I am using the example script run_ner.py
from huggingface/transformers/examples/pytorch/token-classification, but there is no clarification on what kind of dataset it supports.
This script only supports CSV and JSON file, so I processed my own data into CSV files that looks like this:
Both input and output fields of my file is a list, which contains all words in a sentence / all word labels.
However, an error occurred:
Traceback (most recent call last):
File "run_cls_token_level.py", line 793, in <module>
main()
File "run_cls_token_level.py", line 515, in main
train_dataset = train_dataset.map(
File "/scratch/rml6079/anaconda3/envs/t2t/lib/python3.8/site-packages/datasets/arrow_dataset.py", line 563, in wrapper
out: Union["Dataset", "DatasetDict"] = func(self, *args, **kwargs)
File "/scratch/rml6079/anaconda3/envs/t2t/lib/python3.8/site-packages/datasets/arrow_dataset.py", line 528, in wrapper
out: Union["Dataset", "DatasetDict"] = func(self, *args, **kwargs)

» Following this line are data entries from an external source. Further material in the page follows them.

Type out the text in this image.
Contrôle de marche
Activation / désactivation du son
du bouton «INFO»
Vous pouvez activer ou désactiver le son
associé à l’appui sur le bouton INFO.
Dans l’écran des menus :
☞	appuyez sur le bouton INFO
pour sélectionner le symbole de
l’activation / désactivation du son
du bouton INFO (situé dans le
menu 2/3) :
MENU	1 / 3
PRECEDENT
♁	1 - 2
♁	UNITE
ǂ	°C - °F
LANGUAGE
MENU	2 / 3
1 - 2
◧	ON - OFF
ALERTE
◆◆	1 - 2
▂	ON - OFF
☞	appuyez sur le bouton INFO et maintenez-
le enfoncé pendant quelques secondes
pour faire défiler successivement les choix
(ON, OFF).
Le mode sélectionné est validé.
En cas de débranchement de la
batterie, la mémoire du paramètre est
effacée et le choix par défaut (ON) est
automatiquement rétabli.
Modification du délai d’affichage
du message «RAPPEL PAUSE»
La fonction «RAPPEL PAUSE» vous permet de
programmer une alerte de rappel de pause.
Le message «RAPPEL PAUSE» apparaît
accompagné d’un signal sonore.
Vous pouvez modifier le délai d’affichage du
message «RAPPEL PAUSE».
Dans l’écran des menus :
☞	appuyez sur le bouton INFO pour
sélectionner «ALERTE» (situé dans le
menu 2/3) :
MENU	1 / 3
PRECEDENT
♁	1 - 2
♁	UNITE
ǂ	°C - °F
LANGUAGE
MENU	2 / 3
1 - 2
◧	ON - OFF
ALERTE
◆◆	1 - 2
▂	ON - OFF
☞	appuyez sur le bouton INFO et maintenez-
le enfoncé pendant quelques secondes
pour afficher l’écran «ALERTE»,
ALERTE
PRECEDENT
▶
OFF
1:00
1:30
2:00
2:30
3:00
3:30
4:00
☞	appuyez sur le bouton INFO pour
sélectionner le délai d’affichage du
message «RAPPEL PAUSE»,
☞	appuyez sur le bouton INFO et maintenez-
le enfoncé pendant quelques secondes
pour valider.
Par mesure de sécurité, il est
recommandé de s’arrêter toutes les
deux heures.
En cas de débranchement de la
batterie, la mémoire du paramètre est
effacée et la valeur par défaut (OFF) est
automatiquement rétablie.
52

File "/scratch/rml6079/anaconda3/envs/t2t/lib/python3.8/site-packages/datasets/arrow_dataset.py", line 3004, in map
for rank, done, content in Dataset._map_single(**dataset_kwargs):
File "/scratch/rml6079/anaconda3/envs/t2t/lib/python3.8/site-packages/datasets/arrow_dataset.py", line 3380, in _map_single
batch = apply_function_on_filtered_inputs(
File "/scratch/rml6079/anaconda3/envs/t2t/lib/python3.8/site-packages/datasets/arrow_dataset.py", line 3261, in apply_function_on_filtered_inputs
processed_inputs = function(*fn_args, *additional_args, **fn_kwargs)
File "run_cls_token_level.py", line 476, in tokenize_and_align_labels
word_ids = tokenized_inputs.word_ids(batch_index=i)
File "/scratch/rml6079/anaconda3/envs/t2t/lib/python3.8/site-packages/transformers/tokenization_utils_base.py", line 366, in word_ids
return self._encodings[batch_index].word_ids
IndexError: list index out of range
I have no idea about this error, since I guess this is mainly due to the invalid format of my data files.